The GitHub specifics (App auth, tarball endpoint, webhook handling) belong to the hosted product's repo; this spec's deliverable is that steps 3–4 are the entire integration surface — no fs, no traversal surface, no async plumbing.

5. Non-goals

• No async pipeline. VirtualReader stays reserved/unused; if a future consumer genuinely needs on-demand async resolution, that's its own spec.
• No config abstraction. refract-loader stays fs-based for OSS; hosts own config.
• No adapter changes. The sveltekit/eleventy/next adapters remain fs-bound — they serve the self-hosted path; a hosted renderer consumes @refrakt-md/content + the renderer directly.

Acceptance Criteria

• ProjectFiles (read/list/exists over normalized POSIX project-relative keys, containment as interface contract) is defined in @refrakt-md/types, with fsProjectFiles (containment: absolute reject, traversal reject, symlink-escape reject — promoted from read-file.ts) and memoryProjectFiles (map-backed) providers.
• Sandbox example resolution (transform __sandboxReadFile family + preprocess hooks) consumes ProjectFiles; the sandbox src directory join inherits containment — {% sandbox src="../…" %} resolves to the in-band error message, with a regression test, in both providers.
• snippet / expand / file-ref readers delegate I/O to the provider (line-slicing and diagnostics unchanged); their existing sandbox tests pass against both providers.
• fileRoots scanning and the plan plugin's configure scan read through the provider.
• loadContentFromTree accepts projectFiles and gitTimestamps; a full site build from a pure in-memory map (no fs access) is covered by an integration test — pages, partials, layouts, a src-directory sandbox, and a snippet all resolve.
• loadContent (fs mode) behaviour is unchanged for well-formed projects (existing test suites green); the only behavioural change is containment on previously unguarded paths.
• Docs: plugin-authoring / adapter docs describe the ProjectFiles contract and the fetch-then-build materialization pattern for remote hosts.

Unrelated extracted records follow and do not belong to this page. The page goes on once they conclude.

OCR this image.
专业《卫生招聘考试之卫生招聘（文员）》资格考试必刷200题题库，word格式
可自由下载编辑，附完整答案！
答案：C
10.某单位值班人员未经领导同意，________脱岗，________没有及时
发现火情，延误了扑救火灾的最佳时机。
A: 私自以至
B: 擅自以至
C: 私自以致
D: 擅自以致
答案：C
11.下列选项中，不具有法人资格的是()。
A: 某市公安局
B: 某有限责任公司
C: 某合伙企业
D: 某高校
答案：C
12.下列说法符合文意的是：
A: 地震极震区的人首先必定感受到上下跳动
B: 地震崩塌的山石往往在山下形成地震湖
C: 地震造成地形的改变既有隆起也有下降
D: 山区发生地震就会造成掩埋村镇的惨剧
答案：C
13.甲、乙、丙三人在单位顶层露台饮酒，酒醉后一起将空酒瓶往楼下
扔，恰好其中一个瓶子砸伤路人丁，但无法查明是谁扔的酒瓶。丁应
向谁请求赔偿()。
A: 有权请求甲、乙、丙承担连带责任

Work breakdown (provisional)

1. Interface + providers — ProjectFiles in types; fsProjectFiles (containment promoted from read-file.ts) + memoryProjectFiles; unit tests incl. traversal/symlink cases.
2. Sandbox consumer migration — hook family → provider; src join containment + regression test.
3. snippet/expand/file-ref migration — read-file.ts delegates I/O; tests against both providers.
4. fileRoots + plan scan + loadContentFromTree plumbs (projectFiles, gitTimestamps); the in-memory full-build integration test.
5. Docs — contract + materialization pattern.

References

• Virtual entry point + reserved async reader: packages/content/src/site.ts (loadContentFromTree, VirtualReader).
• Existing seams: sandbox hooks (packages/content/src/site.ts, packages/types/src/pipeline.ts preprocess context); snippet containment model packages/runes/src/lib/read-file.ts; packages/content/src/file-roots.ts.
• The unguarded join this fixes: packages/runes/src/tags/sandbox.ts (examplesDir + '/' + src).
• Security context: SecurityPolicy tiers (packages/types/src/security.ts) govern client-side sandbox content; this spec governs build-time file access — the two are complementary halves of the hosted threat model.
• Related: SPEC-093 (data-bound sandbox — build-time resolution that stays fs-free); SPEC-101 (the sandbox-backdrop work that surfaced the hosted questions).